WYSIWYG font dropdowns

by Michael S. Kaplan, published on 2006/06/28 12:18 -04:00, original URI: http://blogs.msdn.com/b/michkap/archive/2006/06/28/649791.aspx


So, the question that Bill asked was clear:

I have a WYSIWYG font dropdown in my toolbar. Some international fonts (like Estrangelo Edessa) show up as squares, apparently because they don’t support all Unicode ranges. I need to detect these fonts and display them in the WYSIWYG list using Tahoma (like Office does). What’s the best solution?

My app is a managed app but I’m assuming I’ll need to use native interop to solve this problem.

Thanks,

Bill

The list he is referring to is like the one you see in Word's font dropdown:

Or  even in Outlook's mail message dropdown:

So, the real question here is even simpler: "How can one determine if a font supports the characters in a string?"

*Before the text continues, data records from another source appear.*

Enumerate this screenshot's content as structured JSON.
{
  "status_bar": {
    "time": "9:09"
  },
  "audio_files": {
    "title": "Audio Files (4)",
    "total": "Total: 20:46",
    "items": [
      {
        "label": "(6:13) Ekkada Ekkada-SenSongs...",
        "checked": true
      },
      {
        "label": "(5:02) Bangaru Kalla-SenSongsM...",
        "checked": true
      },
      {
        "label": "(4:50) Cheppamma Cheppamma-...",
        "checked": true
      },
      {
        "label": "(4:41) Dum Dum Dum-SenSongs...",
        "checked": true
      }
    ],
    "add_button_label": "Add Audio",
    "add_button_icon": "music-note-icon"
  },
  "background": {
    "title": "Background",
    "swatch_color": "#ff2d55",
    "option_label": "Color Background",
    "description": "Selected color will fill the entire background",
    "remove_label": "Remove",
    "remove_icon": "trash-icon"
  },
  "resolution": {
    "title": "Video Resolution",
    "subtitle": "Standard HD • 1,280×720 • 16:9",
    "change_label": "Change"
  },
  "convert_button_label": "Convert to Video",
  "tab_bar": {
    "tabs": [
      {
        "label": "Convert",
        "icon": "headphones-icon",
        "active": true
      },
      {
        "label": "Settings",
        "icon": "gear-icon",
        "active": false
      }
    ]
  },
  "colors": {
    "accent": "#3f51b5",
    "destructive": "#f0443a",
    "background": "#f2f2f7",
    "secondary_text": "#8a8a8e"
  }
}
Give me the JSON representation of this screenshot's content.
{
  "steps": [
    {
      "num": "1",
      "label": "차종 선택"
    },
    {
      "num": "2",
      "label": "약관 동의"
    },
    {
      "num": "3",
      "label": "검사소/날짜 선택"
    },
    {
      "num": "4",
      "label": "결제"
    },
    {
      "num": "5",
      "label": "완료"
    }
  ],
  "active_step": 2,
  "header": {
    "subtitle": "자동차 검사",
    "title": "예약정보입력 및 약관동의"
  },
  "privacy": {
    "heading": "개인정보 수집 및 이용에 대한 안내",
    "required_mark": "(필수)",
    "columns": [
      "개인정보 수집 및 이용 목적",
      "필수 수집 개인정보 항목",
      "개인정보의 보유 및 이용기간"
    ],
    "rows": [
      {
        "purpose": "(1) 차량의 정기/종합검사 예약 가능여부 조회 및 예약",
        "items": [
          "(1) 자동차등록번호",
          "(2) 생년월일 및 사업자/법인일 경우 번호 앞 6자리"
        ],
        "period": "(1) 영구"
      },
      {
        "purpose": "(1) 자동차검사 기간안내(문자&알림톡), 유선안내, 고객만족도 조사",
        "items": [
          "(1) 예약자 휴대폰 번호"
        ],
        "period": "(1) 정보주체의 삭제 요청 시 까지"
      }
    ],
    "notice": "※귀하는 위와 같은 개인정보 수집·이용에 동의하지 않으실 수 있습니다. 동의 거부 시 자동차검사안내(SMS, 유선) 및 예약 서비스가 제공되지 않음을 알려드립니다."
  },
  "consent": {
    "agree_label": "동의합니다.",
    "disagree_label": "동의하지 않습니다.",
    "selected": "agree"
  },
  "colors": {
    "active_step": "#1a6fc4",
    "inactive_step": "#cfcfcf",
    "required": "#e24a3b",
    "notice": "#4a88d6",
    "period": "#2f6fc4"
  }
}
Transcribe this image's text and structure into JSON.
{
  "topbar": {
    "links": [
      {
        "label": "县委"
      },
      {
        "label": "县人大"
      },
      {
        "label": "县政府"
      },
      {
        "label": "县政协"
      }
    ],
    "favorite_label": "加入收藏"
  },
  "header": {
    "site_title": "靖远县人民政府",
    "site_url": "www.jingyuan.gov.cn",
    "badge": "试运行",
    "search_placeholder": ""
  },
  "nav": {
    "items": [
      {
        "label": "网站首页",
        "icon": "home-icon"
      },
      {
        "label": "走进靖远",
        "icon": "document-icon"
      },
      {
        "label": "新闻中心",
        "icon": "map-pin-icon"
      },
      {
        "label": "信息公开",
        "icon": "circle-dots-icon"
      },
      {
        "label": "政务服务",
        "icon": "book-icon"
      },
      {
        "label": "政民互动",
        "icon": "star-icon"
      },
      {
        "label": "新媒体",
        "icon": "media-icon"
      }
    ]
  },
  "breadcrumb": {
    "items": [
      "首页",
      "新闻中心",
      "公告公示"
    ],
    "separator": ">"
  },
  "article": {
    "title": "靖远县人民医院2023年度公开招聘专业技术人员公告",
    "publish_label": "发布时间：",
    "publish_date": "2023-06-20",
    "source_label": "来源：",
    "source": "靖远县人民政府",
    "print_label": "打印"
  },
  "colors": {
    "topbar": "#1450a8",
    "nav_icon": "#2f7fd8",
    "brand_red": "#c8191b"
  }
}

The easiest way is via the GetGlyphIndices function, which has in the initial description:

The GetGlyphIndices function translates a string into an array of glyph indices. The function can be used to determine whether a glyph exists in a font.

So you can pass the name you were going to use to the function (making sure to pass the GGI_MARK_NONEXISTING_GLYPHS flag), and then look at the glyph indices for the 0xffff marker.

If it shows up for any of the characters, then you know you should use some other font.

Now the Office dropdown has a few more tricks up its sleeve that I scrolled to avoid, so I should probably mention them now....

If you look, some of the fonts have some additional stuff next to the names:

All of the Hebrew fonts have the first eight letters of the Hebrew alphabet (U+05d0 to U+05d7), and all of the symbol fonts have a sampling of the symbols. And this extra feature is done even when there is a fallback done for the font name itself (due to the letters in the name not being supported).

Incidentally, Arabic fonts do the same sort of thing that the Hebrew fonts do....

Now it is easy enough to detect a symbol font, but figuring out that a font is specifically a Hebrew or an Arabic font (e.g. Miriam Fixed or Arabic Transparent) rather than just a font that contains Hebrew or Arabic (e.g. Arial Unicode MS) is a bit more complicated.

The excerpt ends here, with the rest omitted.